10 October, 2022
Youth programs funding
SPOTS are now open for a $3 million Community Partnership Innovation Grant initiative aimed at new and innovative community-based projects to prevent and reduce youth offending in Queensland.
The first round of grants is funding interventions for at-risk young people and those leaving detention, as well as extra support to help them access education and training opportunities.
The initiative also funded a program that targets young people stealing cars and Elders conducting cautions based on police referrals.
Minister for Youth Justice Leanne Linard said the initiative will open in early November and follows a pilot of the scheme earlier this year.
“Local communities are often the first to see a young person disengage and wherever I go across Queensland, communities tell me they want to be part of the solution and have their ideas heard and supported,” she said.
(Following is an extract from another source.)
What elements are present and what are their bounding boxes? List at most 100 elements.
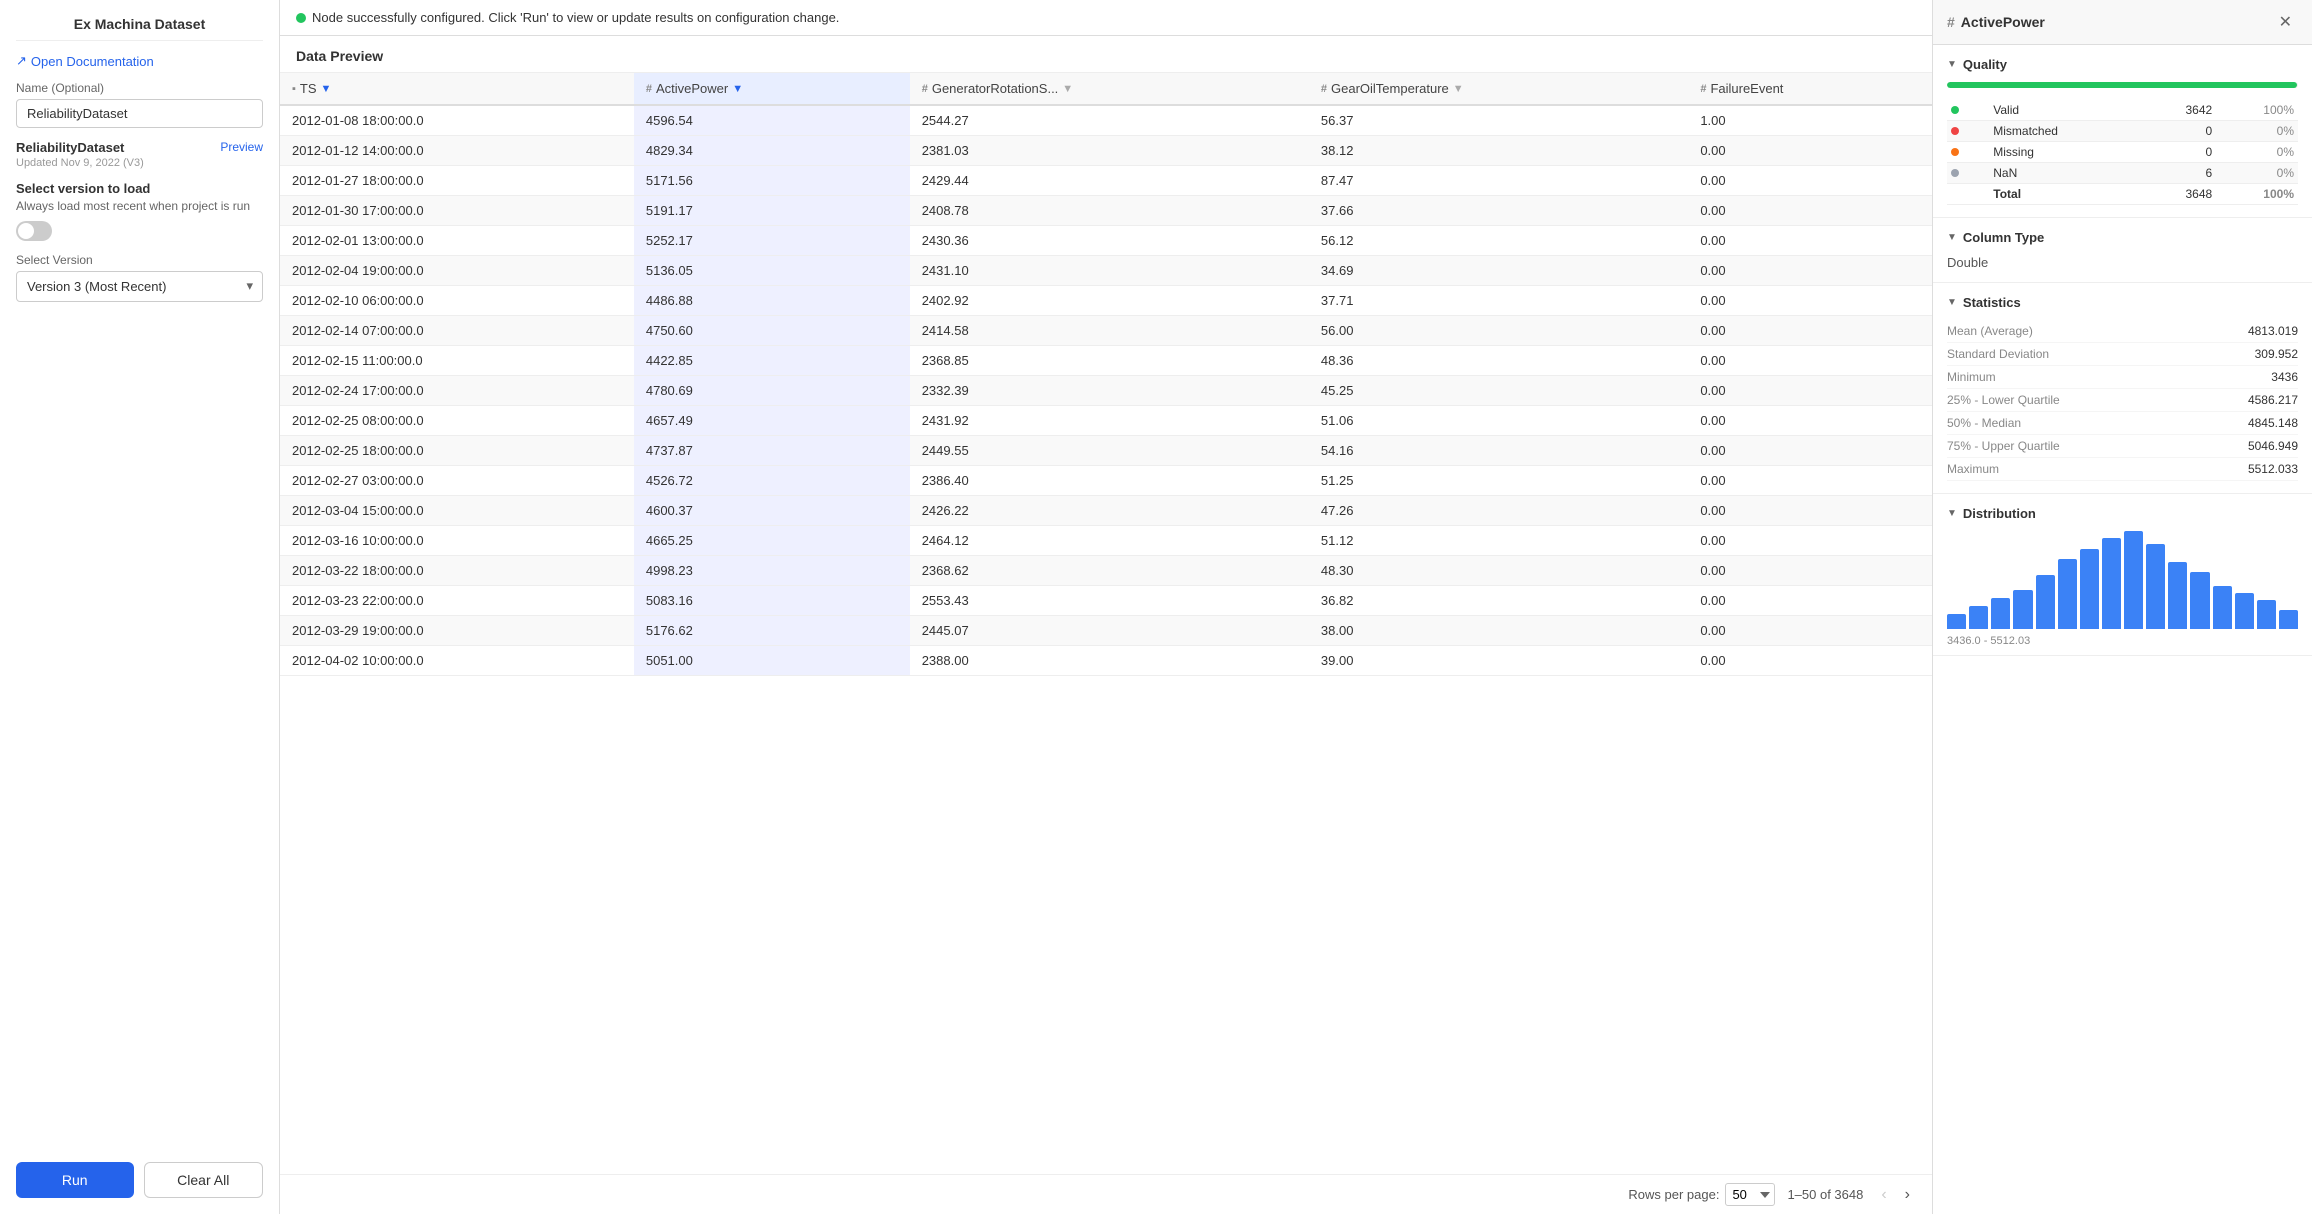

“Every community is different, which means it’s important to find solutions specifically tailored and targeted at local issues.”
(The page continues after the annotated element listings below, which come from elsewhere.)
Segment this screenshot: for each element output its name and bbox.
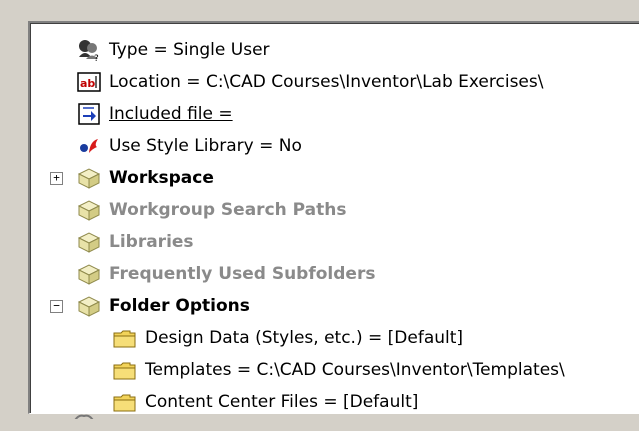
- package-icon: [76, 293, 102, 319]
- tree-node-label: Libraries: [109, 232, 194, 252]
- tree-node-label: Frequently Used Subfolders: [109, 264, 376, 284]
- svg-text:ab: ab: [80, 77, 95, 90]
- package-icon: [76, 261, 102, 287]
- user-icon: ?: [76, 37, 102, 63]
- project-tree-panel: ? Type = Single User ab Location = C:\CA…: [28, 21, 639, 414]
- tree-item-style-library[interactable]: Use Style Library = No: [76, 131, 302, 161]
- tree-node-libraries[interactable]: Libraries: [76, 227, 194, 257]
- folder-icon: [112, 357, 138, 383]
- tree-node-workspace[interactable]: Workspace: [76, 163, 214, 193]
- package-icon: [76, 165, 102, 191]
- tree-item-label: Templates = C:\CAD Courses\Inventor\Temp…: [145, 360, 565, 380]
- tree-node-workgroup-search-paths[interactable]: Workgroup Search Paths: [76, 195, 347, 225]
- tree-item-label: Included file =: [109, 104, 233, 124]
- partial-next-item-icon: [70, 407, 98, 419]
- tree-item-label: Location = C:\CAD Courses\Inventor\Lab E…: [109, 72, 544, 92]
- folder-icon: [112, 325, 138, 351]
- package-icon: [76, 197, 102, 223]
- tree-item-design-data[interactable]: Design Data (Styles, etc.) = [Default]: [112, 323, 463, 353]
- expand-workspace-button[interactable]: +: [50, 172, 63, 185]
- include-file-icon: [76, 101, 102, 127]
- tree-item-label: Use Style Library = No: [109, 136, 302, 156]
- tree-item-type[interactable]: ? Type = Single User: [76, 35, 270, 65]
- package-icon: [76, 229, 102, 255]
- tree-node-label: Workgroup Search Paths: [109, 200, 347, 220]
- tree-node-folder-options[interactable]: Folder Options: [76, 291, 250, 321]
- tree-item-label: Type = Single User: [109, 40, 270, 60]
- tree-item-location[interactable]: ab Location = C:\CAD Courses\Inventor\La…: [76, 67, 543, 97]
- tree-item-label: Design Data (Styles, etc.) = [Default]: [145, 328, 464, 348]
- tree-item-templates[interactable]: Templates = C:\CAD Courses\Inventor\Temp…: [112, 355, 565, 385]
- tree-node-label: Folder Options: [109, 296, 250, 316]
- tree-node-label: Workspace: [109, 168, 214, 188]
- tree-node-frequently-used-subfolders[interactable]: Frequently Used Subfolders: [76, 259, 375, 289]
- folder-icon: [112, 389, 138, 413]
- svg-text:?: ?: [94, 54, 99, 63]
- tree-item-content-center-files[interactable]: Content Center Files = [Default]: [112, 387, 419, 413]
- text-field-icon: ab: [76, 69, 102, 95]
- style-library-icon: [76, 133, 102, 159]
- collapse-folder-options-button[interactable]: −: [50, 300, 63, 313]
- tree-item-included-file[interactable]: Included file =: [76, 99, 233, 129]
- tree-item-label: Content Center Files = [Default]: [145, 392, 419, 412]
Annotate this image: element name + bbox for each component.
Ms Linard said the grants have already harnessed innovative ideas and local expertise within Queensland communities.
“We received an excellent response when we introduced this initiative in April this year, with 116 applications submitted from across the state,” she said.
“The response showed many individuals and organisations are more than willing to step up and help address the underlying issues that cause some young people to offend.”
Applications for the short-term, one-off grants of up to $300,000 must align with one or all the priorities outlined in the Queensland Government’s Youth Justice Strategy.
The priorities are to intervene early, keep children out of court and custody and reduce offending.
The second round of the Community Innovation Partnership Grants 2022–23 will open in early November and closes on 30 January 2023, with successful applicants expected to commence their programs in early March 2023.